The system is administered by the Youth Justice Agency (YJA). Arrangements for the governance, accountability, financing, staffing and operation are set out in its Framework Document.

National youth strategy

The overarching policy framework for the delivery of youth services is contained in the Department of Education (DE)’s 2013 publication, Priorities for Youth: Improving Young People’s Lives through Youth Work.

Priorities for Youth states that non-targeted/generic youth provision will continue in line with an assessment of need.
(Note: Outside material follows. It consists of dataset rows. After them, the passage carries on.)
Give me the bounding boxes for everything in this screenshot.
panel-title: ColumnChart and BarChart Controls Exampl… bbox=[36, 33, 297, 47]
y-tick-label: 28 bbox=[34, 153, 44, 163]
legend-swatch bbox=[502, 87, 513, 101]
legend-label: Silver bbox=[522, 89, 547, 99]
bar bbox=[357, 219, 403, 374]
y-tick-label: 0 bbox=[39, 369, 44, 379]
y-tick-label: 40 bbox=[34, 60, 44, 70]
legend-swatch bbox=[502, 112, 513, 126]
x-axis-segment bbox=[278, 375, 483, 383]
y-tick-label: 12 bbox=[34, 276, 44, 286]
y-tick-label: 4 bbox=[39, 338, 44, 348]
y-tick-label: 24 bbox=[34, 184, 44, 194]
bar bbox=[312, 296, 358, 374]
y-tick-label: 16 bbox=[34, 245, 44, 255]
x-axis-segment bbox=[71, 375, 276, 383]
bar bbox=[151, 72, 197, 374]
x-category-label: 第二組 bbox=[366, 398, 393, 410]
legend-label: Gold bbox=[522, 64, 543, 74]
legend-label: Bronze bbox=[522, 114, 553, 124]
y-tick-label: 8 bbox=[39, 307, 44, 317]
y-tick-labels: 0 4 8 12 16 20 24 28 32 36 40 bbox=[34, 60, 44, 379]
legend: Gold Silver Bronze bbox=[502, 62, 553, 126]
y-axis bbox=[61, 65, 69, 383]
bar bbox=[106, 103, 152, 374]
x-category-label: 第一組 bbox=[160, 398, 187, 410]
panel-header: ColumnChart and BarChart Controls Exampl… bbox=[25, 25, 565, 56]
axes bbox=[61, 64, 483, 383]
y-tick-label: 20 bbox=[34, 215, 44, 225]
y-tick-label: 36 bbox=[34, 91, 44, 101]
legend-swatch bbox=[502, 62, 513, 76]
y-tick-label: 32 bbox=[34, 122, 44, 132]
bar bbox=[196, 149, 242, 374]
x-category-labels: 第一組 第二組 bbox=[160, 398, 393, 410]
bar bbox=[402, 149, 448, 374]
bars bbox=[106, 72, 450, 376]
Depending on the needs identified, young people will then be directed towards more targeted/specific youth work activities.  

Examples of the types of groups to be targeted include, but are not limited to:

  • young people who are disadvantaged, vulnerable, or at greater risk of social exclusion
  • young people engaged in risk taking behaviour
  • young people who live in areas of deprivation or in interface areas
  • young people not in, or who are at risk of disengaging from, education, employment or training
  • young people with special educational needs or disabilities
  • young people who are newcomers or have English as an additional language
  • young people in care
  • young carers and young parents
  • young people who are gay, lesbian, bisexual and transgender
  • young people from the Traveller Community
  • young people living in rural isolation.

Funding

Funding mechanisms are described where the programme / intervention is mentioned.

Quality assurance

Programmes focusing on young people’s social inclusion tend to have built in evaluation and quality assurance procedures. For example, Queen’s University was appointed as impact evaluator for the Peace4Youth programme, and their first report (on Phase 1 of the programme) was received in October 2018. The report was highly positive with the majority of indicators under the main outcome areas (good relations, personal development and citizenship) showing clear progression for young people. Almost 80% of the young people surveyed indicated they were going to progress to education,  training, employment or voluntary/ community engagement, and almost 90% had gained a qualification in at least one area.